All roads lead to South Philly...some are just a little dumber than others
Is it just me, or is the head of the Philadelphia chapter of the NAACP a moron that obviously A) Knows nothing about football? B) Is the worst sort of racist that has no place in a civil and human rights organization?
To intimate that Donovan MacNabb is a traitor to his race for being a pocket passer is tantamount to calling Doug Flutie black because he likes to scramble.
The man needs a career change...forced on him if necessary.
For $12 mil I'd work for the Yanks too...
Yeah, it's sacrilege for a dyed in the red wool fan like me, but this isn't about Damon screwing the Sox (he didn't - he took the money and the Sox didn't get him when they could have, nor did they offer him comparable money), or about the Yanks doing it either. This is about the Sox putting the ball on the ground like Chris Simms in a Foxboro backfield...speaking of which...
The Monsters of the Midway, The Killer Bees, The Big Blue Wrecking Crew, the Steel Curtain, The Purple People Eaters...and the Patriots...
In the history of the National Football League defense after dominant defense has made a name for itself...well, a nickname at least. There was the Steel Curtain in Pittsburgh, Doomsday D in Dallas...the list goes on. These were championship caliber defenses. The players and schemes dominated opponents, propelling the respective teams into the big game - often key components in who hoisted the Lombardi Trophy.
Of the great defenses that were dubbed with a nickname, only the Purple People Eaters in Minnesota never held the trophy, but they made it to four Super Bowls in the 1970's. They were tough, strong and dominant. They were loaded with players that would eventually be enshrined in Canton. It is one of the common threads between all of these squads.

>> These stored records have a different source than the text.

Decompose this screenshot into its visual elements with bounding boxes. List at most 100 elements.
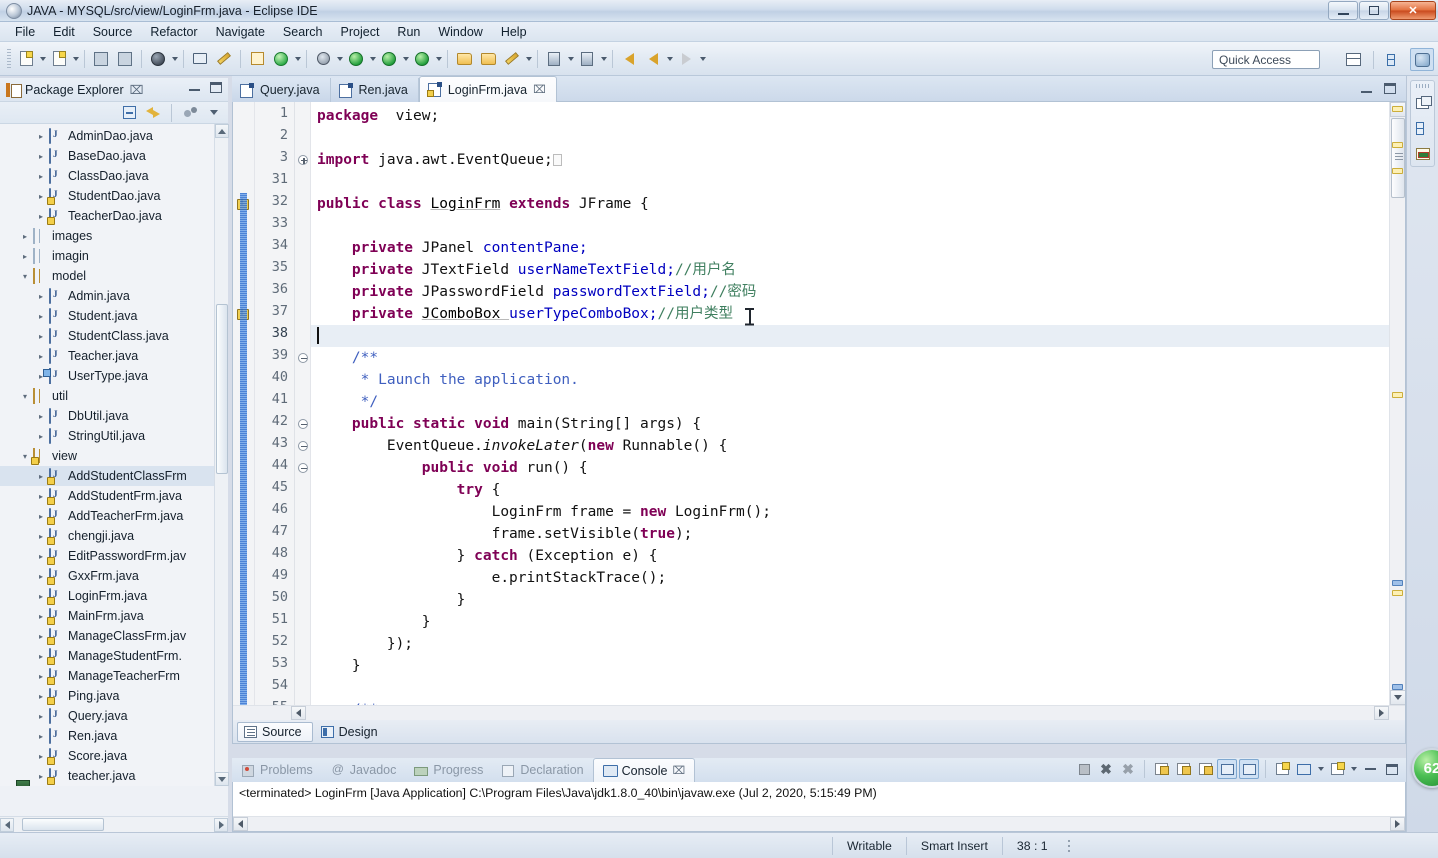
task-list-icon[interactable] — [1413, 144, 1433, 163]
status-more-icon[interactable] — [1062, 837, 1076, 855]
tree-item[interactable]: ManageTeacherFrm — [0, 666, 214, 686]
clear-console-icon[interactable] — [1151, 759, 1171, 779]
code-line[interactable] — [311, 215, 1405, 237]
print-icon[interactable] — [147, 48, 169, 70]
chevron-down-icon[interactable] — [18, 392, 32, 401]
chevron-down-icon[interactable] — [18, 452, 32, 461]
chevron-right-icon[interactable] — [34, 692, 48, 701]
print-dropdown-icon[interactable] — [170, 49, 179, 69]
tree-item[interactable]: view — [0, 446, 214, 466]
java-ee-perspective-icon[interactable] — [1382, 48, 1406, 71]
chevron-right-icon[interactable] — [34, 332, 48, 341]
new-java-project-icon[interactable] — [246, 48, 268, 70]
external-tools-icon[interactable] — [378, 48, 400, 70]
tree-item[interactable]: teacher.java — [0, 766, 214, 786]
chevron-right-icon[interactable] — [18, 252, 32, 261]
tree-item[interactable]: Query.java — [0, 706, 214, 726]
fold-collapse-icon[interactable] — [298, 419, 308, 429]
overview-warning-marker[interactable] — [1392, 142, 1403, 148]
run-icon[interactable] — [345, 48, 367, 70]
focus-on-active-task-icon[interactable] — [182, 104, 199, 121]
collapse-all-icon[interactable] — [121, 104, 138, 121]
new-wizard-dropdown-icon[interactable] — [38, 49, 47, 69]
code-line[interactable]: }); — [311, 633, 1405, 655]
maximize-icon[interactable] — [210, 82, 222, 93]
tab-source[interactable]: Source — [237, 721, 313, 742]
tree-vertical-scrollbar[interactable] — [214, 124, 229, 786]
scroll-thumb[interactable] — [1391, 118, 1405, 198]
code-line[interactable]: public class LoginFrm extends JFrame { — [311, 193, 1405, 215]
tree-item[interactable]: Admin.java — [0, 286, 214, 306]
maximize-icon[interactable] — [1384, 83, 1396, 94]
scroll-lock-icon[interactable] — [1173, 759, 1193, 779]
chevron-right-icon[interactable] — [34, 752, 48, 761]
code-line[interactable]: public static void main(String[] args) { — [311, 413, 1405, 435]
tree-item[interactable]: StudentClass.java — [0, 326, 214, 346]
tree-item[interactable]: util — [0, 386, 214, 406]
previous-annotation-dropdown-icon[interactable] — [599, 49, 608, 69]
tab-javadoc[interactable]: Javadoc — [322, 760, 406, 780]
tab-progress[interactable]: Progress — [405, 760, 492, 780]
menu-help[interactable]: Help — [492, 23, 536, 41]
tree-item[interactable]: Ren.java — [0, 726, 214, 746]
chevron-right-icon[interactable] — [34, 512, 48, 521]
tree-item[interactable]: Ping.java — [0, 686, 214, 706]
overview-warning-marker[interactable] — [1392, 392, 1403, 398]
view-menu-icon[interactable] — [205, 104, 222, 121]
tree-item[interactable]: TeacherDao.java — [0, 206, 214, 226]
maximize-icon[interactable] — [1382, 759, 1402, 779]
menu-navigate[interactable]: Navigate — [207, 23, 274, 41]
menu-refactor[interactable]: Refactor — [141, 23, 206, 41]
chevron-down-icon[interactable] — [18, 272, 32, 281]
back-dropdown-icon[interactable] — [665, 49, 674, 69]
scroll-left-icon[interactable] — [0, 817, 14, 832]
restore-icon[interactable] — [1413, 94, 1433, 113]
menu-source[interactable]: Source — [84, 23, 142, 41]
display-selected-console-icon[interactable] — [1239, 759, 1259, 779]
tree-item[interactable]: AdminDao.java — [0, 126, 214, 146]
menu-search[interactable]: Search — [274, 23, 332, 41]
overview-warning-marker[interactable] — [1392, 106, 1403, 112]
debug-icon[interactable] — [312, 48, 334, 70]
tab-problems[interactable]: Problems — [232, 760, 322, 780]
chevron-right-icon[interactable] — [34, 492, 48, 501]
tree-horizontal-scrollbar[interactable] — [0, 816, 228, 832]
scroll-left-icon[interactable] — [233, 817, 248, 831]
link-with-editor-icon[interactable] — [144, 104, 161, 121]
chevron-right-icon[interactable] — [34, 152, 48, 161]
link-icon[interactable] — [213, 48, 235, 70]
code-line[interactable]: } — [311, 611, 1405, 633]
previous-annotation-icon[interactable] — [576, 48, 598, 70]
marker-gutter[interactable] — [233, 102, 255, 720]
chevron-right-icon[interactable] — [34, 472, 48, 481]
chevron-right-icon[interactable] — [34, 712, 48, 721]
close-icon[interactable]: ⌧ — [130, 83, 144, 97]
tab-declaration[interactable]: Declaration — [492, 760, 592, 780]
open-console-icon[interactable] — [1272, 759, 1292, 779]
chevron-right-icon[interactable] — [34, 572, 48, 581]
chevron-right-icon[interactable] — [34, 772, 48, 781]
show-console-on-output-icon[interactable] — [1195, 759, 1215, 779]
chevron-right-icon[interactable] — [34, 732, 48, 741]
tree-item[interactable]: UserType.java — [0, 366, 214, 386]
code-line[interactable]: import java.awt.EventQueue; — [311, 149, 1405, 171]
chevron-right-icon[interactable] — [34, 552, 48, 561]
scroll-down-icon[interactable] — [215, 772, 229, 786]
tree-item[interactable]: Score.java — [0, 746, 214, 766]
scroll-left-icon[interactable] — [291, 706, 306, 720]
menu-window[interactable]: Window — [429, 23, 491, 41]
open-perspective-icon[interactable] — [1341, 48, 1365, 71]
code-line[interactable]: private JComboBox userTypeComboBox;//用户类… — [311, 303, 1405, 325]
next-edit-icon[interactable] — [675, 48, 697, 70]
tree-item[interactable]: Teacher.java — [0, 346, 214, 366]
package-explorer-tree[interactable]: AdminDao.java BaseDao.java ClassDao.java St… — [0, 124, 214, 786]
tree-item[interactable]: AddTeacherFrm.java — [0, 506, 214, 526]
chevron-right-icon[interactable] — [34, 312, 48, 321]
close-icon[interactable]: ⌧ — [533, 83, 546, 96]
save-icon[interactable] — [90, 48, 112, 70]
code-line[interactable] — [311, 677, 1405, 699]
save-all-icon[interactable] — [114, 48, 136, 70]
tree-item[interactable]: AddStudentClassFrm — [0, 466, 214, 486]
scroll-thumb[interactable] — [216, 304, 228, 474]
code-line[interactable]: * Launch the application. — [311, 369, 1405, 391]
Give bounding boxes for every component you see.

Since 2001 no team has won more post season contests than the New England Patriots, no team is wearing more championship jewelry...and nobody has come up with a nickname that has stuck. There were efforts to call the unit The Homeland Defense, but it never stuck (thank god).
Somehow, a nickname doesn't fit with a Belichick coached team, and maybe it just doesn't fit the time. Most of those units of yore had players that spent their entire careers with the team and the units were together for multiple years - Jack Hamm, Joe Green, Jack Lambert were just some of the players that stayed together for the better part of the 70's on the Steel Curtain.
The Patriots starting backfield for the 2001 Superbowl - Ty Law, Otis Smith, Tebucky Jones, and Lawyer Milloy. Last year - Randall Gay, Asante Samuel, Rodney Harrison, and Eugene Wilson. Sure, Tedy Bruschi, Richard Seymour, Mike Vrabel, and Willie McGinnest were starters on all of those teams, but gone are major contributors and/or starters Keith Traylor, Bobby Hamilton, Ted Johnson, Ty Law, Lawyer Milloy, Tebucky Jones, Otis Smith, Terrell Buckley, Victor Green, Ted Washington, Antwan Harris, Roman Phifer, and Greg Spires. None of the teams of the 70's ever had to deal with that sort of turnover in a four season span. As such, there is no identity to be built over a span of time as a team, only over a season.
After ten games of searching for their identity, the Patriots look like they could be one of the most dangerous teams going into the AFC draw for the playoffs.
Pity the Jets, for Belichick doesn't believe in resting his starters, and the starters are just finding their stride. Notify Bollinger's next of kin, Bruschi, Colvin, Vrabel, and McGinnest will be introducing themselves on Monday. There will be no nicknames.